Desde su incorporación a la industria del abono, debieron soportar los abusos de sus nuevos patrones: jornales minúsculos a pesar de la agotadora y peligrosa faena, horario de trabajo de doce y más horas, pulperías voraces que mermaban sus jornales. El campamento era una cárcel, que coartaba la libertad de pensar y decidir.
Para aminorar sus sufrimientos, los trabajadores se organizaron en Sociedades de Socorros Mutuos. Con pequeños aportes en dinero, estas instituciones se preocuparon de mejorar la vida de sus socios: remedios para los enfermos, escuelas nocturnas para educarlos, ayuda para defunción de socios y familiares, bailes en las filarmónicas para recrearlos.
Su afán era compartir, ayudar y socorrer. No contemplaban acciones para defenderlos de las injusticias de los empresarios y del gobierno de turno.
ATISBOS DE REBELDÍA
Los años no pasan en vano. El paso del tiempo es un buen pedagogo. Poco a poco, el obrero fue madurando en su conciencia de ser una nueva realidad social. Ayudaron a la gestación, las prédicas de los grupos anarquistas y del partido Democrático. Pero fueron los trabajadores portuarios quienes se adelantan en la defensa de los obreros.
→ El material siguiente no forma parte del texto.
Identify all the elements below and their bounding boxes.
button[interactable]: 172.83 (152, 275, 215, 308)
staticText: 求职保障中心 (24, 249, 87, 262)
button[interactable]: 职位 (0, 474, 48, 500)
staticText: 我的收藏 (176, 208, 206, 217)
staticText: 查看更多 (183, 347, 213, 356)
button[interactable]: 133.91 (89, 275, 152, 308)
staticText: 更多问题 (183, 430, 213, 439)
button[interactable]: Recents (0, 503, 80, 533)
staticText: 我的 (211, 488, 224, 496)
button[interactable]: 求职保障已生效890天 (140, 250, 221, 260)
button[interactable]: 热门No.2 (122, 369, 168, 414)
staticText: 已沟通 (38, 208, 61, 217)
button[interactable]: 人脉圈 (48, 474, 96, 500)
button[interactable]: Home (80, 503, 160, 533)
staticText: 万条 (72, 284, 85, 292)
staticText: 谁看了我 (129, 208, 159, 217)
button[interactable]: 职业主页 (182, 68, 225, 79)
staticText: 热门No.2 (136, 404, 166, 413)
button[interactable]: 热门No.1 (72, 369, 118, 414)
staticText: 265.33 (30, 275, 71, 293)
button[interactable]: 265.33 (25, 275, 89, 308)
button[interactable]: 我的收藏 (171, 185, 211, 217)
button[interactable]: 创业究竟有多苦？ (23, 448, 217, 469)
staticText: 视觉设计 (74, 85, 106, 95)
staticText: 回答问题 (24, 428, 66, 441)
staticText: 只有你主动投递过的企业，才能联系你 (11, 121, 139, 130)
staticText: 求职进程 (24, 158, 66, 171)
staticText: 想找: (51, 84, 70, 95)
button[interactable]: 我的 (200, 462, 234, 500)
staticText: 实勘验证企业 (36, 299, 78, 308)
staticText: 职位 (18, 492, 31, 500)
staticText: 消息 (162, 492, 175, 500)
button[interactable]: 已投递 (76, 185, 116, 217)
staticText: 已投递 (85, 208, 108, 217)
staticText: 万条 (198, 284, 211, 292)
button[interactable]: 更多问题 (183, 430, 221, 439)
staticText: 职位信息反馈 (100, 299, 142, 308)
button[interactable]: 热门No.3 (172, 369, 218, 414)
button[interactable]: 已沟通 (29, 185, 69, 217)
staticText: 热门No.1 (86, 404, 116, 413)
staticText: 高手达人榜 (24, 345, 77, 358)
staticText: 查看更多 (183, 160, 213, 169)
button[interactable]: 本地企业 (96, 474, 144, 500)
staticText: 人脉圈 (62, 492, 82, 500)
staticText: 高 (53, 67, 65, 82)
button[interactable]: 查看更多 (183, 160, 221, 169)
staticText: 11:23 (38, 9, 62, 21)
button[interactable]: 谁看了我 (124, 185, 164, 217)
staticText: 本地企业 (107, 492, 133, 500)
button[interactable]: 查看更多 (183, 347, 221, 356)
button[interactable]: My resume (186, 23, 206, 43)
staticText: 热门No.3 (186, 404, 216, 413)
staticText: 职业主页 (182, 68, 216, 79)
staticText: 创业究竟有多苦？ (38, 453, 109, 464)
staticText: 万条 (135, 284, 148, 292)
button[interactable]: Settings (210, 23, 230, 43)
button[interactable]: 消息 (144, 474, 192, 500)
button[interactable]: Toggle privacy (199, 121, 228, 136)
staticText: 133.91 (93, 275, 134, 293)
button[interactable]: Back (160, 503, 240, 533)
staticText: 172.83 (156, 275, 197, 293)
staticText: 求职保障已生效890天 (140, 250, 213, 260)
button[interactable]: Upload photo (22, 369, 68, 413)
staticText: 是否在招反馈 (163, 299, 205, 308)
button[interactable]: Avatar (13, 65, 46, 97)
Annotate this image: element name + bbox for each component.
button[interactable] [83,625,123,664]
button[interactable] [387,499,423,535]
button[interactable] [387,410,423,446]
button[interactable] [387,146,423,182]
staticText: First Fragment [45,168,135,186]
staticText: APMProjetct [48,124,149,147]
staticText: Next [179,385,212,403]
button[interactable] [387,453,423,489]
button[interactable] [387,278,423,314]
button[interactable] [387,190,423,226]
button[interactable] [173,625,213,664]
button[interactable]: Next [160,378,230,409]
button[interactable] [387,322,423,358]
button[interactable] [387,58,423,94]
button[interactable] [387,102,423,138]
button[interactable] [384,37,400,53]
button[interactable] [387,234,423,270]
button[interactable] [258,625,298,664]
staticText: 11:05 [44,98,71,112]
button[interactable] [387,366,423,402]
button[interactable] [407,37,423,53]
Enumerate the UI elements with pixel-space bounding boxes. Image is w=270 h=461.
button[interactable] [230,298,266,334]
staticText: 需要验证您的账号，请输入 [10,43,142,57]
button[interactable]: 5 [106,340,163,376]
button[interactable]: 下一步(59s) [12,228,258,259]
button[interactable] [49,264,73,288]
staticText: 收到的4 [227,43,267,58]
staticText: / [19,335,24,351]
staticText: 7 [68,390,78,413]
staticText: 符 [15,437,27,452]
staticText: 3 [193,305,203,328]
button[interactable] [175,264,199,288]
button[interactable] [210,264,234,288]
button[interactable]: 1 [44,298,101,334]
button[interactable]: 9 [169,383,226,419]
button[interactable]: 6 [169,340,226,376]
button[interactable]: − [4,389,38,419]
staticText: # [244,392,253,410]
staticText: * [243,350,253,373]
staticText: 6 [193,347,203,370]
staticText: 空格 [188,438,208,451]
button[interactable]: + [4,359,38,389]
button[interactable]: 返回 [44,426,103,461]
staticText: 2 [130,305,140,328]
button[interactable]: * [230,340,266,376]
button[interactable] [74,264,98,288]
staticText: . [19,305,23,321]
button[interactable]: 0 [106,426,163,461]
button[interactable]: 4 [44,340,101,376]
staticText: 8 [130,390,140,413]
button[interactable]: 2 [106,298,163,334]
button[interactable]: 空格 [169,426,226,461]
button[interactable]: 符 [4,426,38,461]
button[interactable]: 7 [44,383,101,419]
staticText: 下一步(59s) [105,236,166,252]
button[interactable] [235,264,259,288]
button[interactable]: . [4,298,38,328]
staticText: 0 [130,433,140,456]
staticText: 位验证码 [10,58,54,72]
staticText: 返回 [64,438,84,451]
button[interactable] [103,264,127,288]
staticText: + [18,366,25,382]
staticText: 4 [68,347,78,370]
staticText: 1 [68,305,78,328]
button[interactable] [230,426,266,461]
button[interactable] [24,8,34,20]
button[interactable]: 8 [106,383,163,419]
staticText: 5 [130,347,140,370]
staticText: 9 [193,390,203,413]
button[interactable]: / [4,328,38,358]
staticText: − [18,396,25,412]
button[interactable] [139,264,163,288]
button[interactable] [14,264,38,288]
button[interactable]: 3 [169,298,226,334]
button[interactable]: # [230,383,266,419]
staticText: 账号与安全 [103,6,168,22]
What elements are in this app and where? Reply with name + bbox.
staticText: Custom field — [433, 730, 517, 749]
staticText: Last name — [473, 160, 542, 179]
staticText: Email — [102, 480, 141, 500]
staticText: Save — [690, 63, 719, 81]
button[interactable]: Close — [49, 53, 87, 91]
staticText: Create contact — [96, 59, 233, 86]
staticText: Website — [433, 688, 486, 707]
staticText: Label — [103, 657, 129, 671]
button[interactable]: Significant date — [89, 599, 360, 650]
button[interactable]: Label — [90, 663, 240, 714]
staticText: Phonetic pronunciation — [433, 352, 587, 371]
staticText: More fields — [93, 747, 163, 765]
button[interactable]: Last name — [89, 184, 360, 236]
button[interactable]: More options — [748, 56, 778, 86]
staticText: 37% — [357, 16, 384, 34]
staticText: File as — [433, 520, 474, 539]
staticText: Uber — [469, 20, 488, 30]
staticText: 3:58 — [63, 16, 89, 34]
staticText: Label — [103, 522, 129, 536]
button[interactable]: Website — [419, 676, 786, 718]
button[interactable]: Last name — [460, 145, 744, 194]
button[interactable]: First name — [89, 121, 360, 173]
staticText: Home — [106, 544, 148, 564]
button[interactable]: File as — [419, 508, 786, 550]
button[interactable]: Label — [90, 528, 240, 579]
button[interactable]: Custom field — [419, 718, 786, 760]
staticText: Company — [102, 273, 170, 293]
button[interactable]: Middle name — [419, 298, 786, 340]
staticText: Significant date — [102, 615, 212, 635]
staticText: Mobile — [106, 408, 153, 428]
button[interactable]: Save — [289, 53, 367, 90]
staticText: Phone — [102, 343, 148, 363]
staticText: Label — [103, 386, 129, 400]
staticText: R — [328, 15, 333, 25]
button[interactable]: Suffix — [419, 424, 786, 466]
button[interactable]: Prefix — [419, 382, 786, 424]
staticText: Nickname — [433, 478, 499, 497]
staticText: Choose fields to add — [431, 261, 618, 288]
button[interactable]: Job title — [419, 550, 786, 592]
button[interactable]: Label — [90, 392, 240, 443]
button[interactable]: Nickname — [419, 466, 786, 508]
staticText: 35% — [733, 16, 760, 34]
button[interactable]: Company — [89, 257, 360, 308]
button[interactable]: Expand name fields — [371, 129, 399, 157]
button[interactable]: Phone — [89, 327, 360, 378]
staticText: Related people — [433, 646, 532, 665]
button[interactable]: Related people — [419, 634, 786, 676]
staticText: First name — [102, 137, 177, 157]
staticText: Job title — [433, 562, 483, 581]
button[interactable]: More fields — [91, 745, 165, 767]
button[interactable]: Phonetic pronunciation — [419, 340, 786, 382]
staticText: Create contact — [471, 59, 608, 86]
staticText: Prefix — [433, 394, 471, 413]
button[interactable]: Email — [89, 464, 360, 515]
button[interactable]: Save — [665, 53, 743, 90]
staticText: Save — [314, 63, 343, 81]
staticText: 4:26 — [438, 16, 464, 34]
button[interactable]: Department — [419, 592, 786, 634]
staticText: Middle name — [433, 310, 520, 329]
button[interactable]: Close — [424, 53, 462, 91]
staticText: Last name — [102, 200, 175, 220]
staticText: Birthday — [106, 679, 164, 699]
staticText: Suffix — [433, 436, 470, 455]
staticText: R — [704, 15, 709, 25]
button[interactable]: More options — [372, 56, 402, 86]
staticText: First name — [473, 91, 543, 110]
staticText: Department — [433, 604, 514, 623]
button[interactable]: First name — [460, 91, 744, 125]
La formación de organizaciones de portuarios, aprendieron a protestar y rebelarse contra empresarios y gobiernos. En Iquique, en 1892, nace la Gran Sociedad de Unión Marítima. En 1894 se organiza en Antofagasta y finalmente, en 1896, en Tocopilla. Aunque suene a anecdótico, la famosa artista, Sarah Bernardt, llegó a Iquique el 16 de noviembre de 1886. Los lancheros esperaban tener el honor y las ganancias por trasladarla a ella y su comitiva, al muelle de desembarco. Al fondear el barco, el gobernador marítimo se les adelantó y bajó a la Bernardt en su embarcación. De inmediato los lancheros declararon una huelga.
Al término del siglo, en Iquique se formó una nueva institución proletaria. A comienzo de 1900, en El Tarapacá se publicó un manifiesto que declaraba que “los que suscriben, obreros, reunidos en conferencia acordaron organizar en Iquique y extensivo a toda la República”. Concluye el manifiesto con un llamado a los trabajadores: “compañeros alzad y dad paso en la lucha por la existencia”. Firman Abdón Díaz y Maximiliano Varela, presidente y secretario respectivamente.
En su organización, la Mancomunal actúa como sociedad de socorros mutuos, sin embargo “para ser miembro —decía el reglamento— se requiere pertenecer a la clase obrera”. La obra de la institución se tradujo en la edición de un periódico: El Trabajo; participó y organizó huelgas, al tiempo que una carreta recorría las oficinas vendiendo alimentos a bajos precios. Un órgano diferente abría el camino al sindicalismo.